In news- On the occasion of World Rabies Day, Union Minister for Health and Family Welfare Mansukh Mandaviya launched the National Action Plan for Dog Mediated Rabies Elimination by 2030 (NAPRE).
- He urged all the States and Union Territories (UTs) to make Rabies a notifiable disease.
- The “Joint Inter-Ministerial Declaration Support Statement” for Elimination of Dog mediated Rabies from India by 2030 through One Health Approach was also launched.
- The Minister for Fisheries, Animal Husbandry and Dairying suggested undertaking extensive IEC to make people aware of the difference between vaccine and medicine of Rabies.
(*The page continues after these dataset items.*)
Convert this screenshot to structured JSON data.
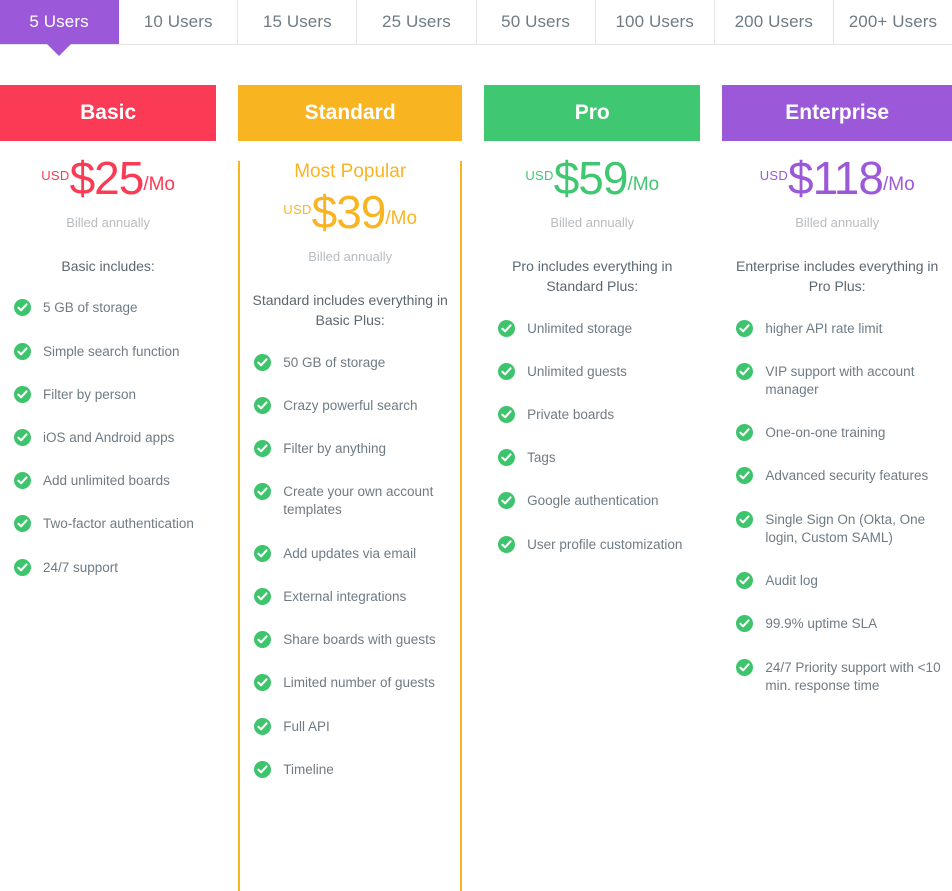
{
  "tabs": [
    {
      "label": "5 Users",
      "active": true
    },
    {
      "label": "10 Users",
      "active": false
    },
    {
      "label": "15 Users",
      "active": false
    },
    {
      "label": "25 Users",
      "active": false
    },
    {
      "label": "50 Users",
      "active": false
    },
    {
      "label": "100 Users",
      "active": false
    },
    {
      "label": "200 Users",
      "active": false
    },
    {
      "label": "200+ Users",
      "active": false
    }
  ],
  "colors": {
    "basic": "#fb3b55",
    "standard": "#f9b422",
    "pro": "#3fc771",
    "enterprise": "#9b59d9",
    "check": "#3ec46d",
    "active_tab": "#9b59d9"
  },
  "plans": [
    {
      "name": "Basic",
      "badge": "",
      "currency": "USD",
      "price": "$25",
      "period": "/Mo",
      "billing": "Billed annually",
      "includes": "Basic includes:",
      "features": [
        "5 GB of storage",
        "Simple search function",
        "Filter by person",
        "iOS and Android apps",
        "Add unlimited boards",
        "Two-factor authentication",
        "24/7 support"
      ]
    },
    {
      "name": "Standard",
      "badge": "Most Popular",
      "currency": "USD",
      "price": "$39",
      "period": "/Mo",
      "billing": "Billed annually",
      "includes": "Standard includes everything in Basic Plus:",
      "features": [
        "50 GB of storage",
        "Crazy powerful search",
        "Filter by anything",
        "Create your own account templates",
        "Add updates via email",
        "External integrations",
        "Share boards with guests",
        "Limited number of guests",
        "Full API",
        "Timeline"
      ]
    },
    {
      "name": "Pro",
      "badge": "",
      "currency": "USD",
      "price": "$59",
      "period": "/Mo",
      "billing": "Billed annually",
      "includes": "Pro includes everything in Standard Plus:",
      "features": [
        "Unlimited storage",
        "Unlimited guests",
        "Private boards",
        "Tags",
        "Google authentication",
        "User profile customization"
      ]
    },
    {
      "name": "Enterprise",
      "badge": "",
      "currency": "USD",
      "price": "$118",
      "period": "/Mo",
      "billing": "Billed annually",
      "includes": "Enterprise includes everything in Pro Plus:",
      "features": [
        "higher API rate limit",
        "VIP support with account manager",
        "One-on-one training",
        "Advanced security features",
        "Single Sign On (Okta, One login, Custom SAML)",
        "Audit log",
        "99.9% uptime SLA",
        "24/7 Priority support with <10 min. response time"
      ]
    }
  ]
}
- Rabies is a vaccine-preventable, zoonotic, viral disease.
- It is one of the Neglected Tropical Diseases (NTD) that predominantly affects poor and vulnerable populations who live in remote rural locations.
- It is present on all continents, except Antarctica, with over 95% of human deaths occurring in the Asia and Africa regions.
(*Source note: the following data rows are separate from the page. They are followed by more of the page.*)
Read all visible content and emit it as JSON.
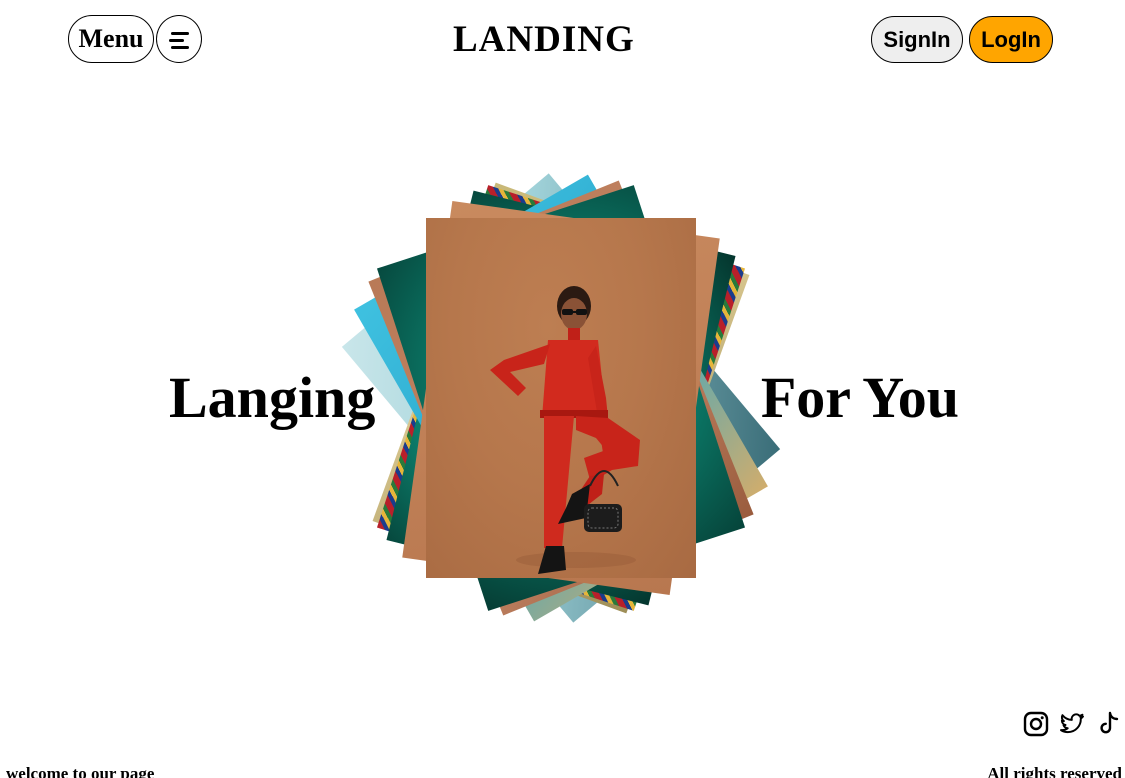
{
  "header": {
    "menu_label": "Menu",
    "menu_icon": "hamburger-icon",
    "logo_text": "LANDING",
    "signin_label": "SignIn",
    "login_label": "LogIn"
  },
  "hero": {
    "headline_left": "Langing",
    "headline_right": "For You"
  },
  "colors": {
    "login_bg": "#ffa500",
    "signin_bg": "#eeeeee",
    "photo_bg": "#b6774c",
    "teal": "#0c7d6b"
  },
  "social": [
    {
      "name": "instagram-icon"
    },
    {
      "name": "twitter-icon"
    },
    {
      "name": "tiktok-icon"
    }
  ],
  "footer": {
    "left_text": "welcome to our page",
    "right_text": "All rights reserved"
  }
}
- Initial symptoms of rabies include a fever with pain and unusual or unexplained tingling, pricking, or burning sensation (paraesthesia) at the wound site.
- As the virus spreads to the central nervous system, progressive and fatal inflammation of the brain and spinal cord develops.
- Transmission can also occur if saliva of infected animals comes into direct contact with human mucosa or fresh skin wounds.
- It is spread to people and animals through bites or scratches, usually via saliva.
- Once clinical symptoms appear, rabies is virtually 100% fatal.
- In up to 99% of cases, domestic dogs are responsible for rabies virus transmission to humans.
- Rabies can affect both domestic and wild animals.
- Interrupting transmission is feasible through vaccination of dogs and prevention of dog bites.
- 40% of people bitten by suspect rabid animals are children under 15 years of age.
- Immediate, thorough wound washing with soap and water after contact with a suspect rabid animal is crucial and can save lives.
WHO leads the collective “United Against Rabies” to drive progress towards “Zero human deaths from dog-mediated rabies by 2030”.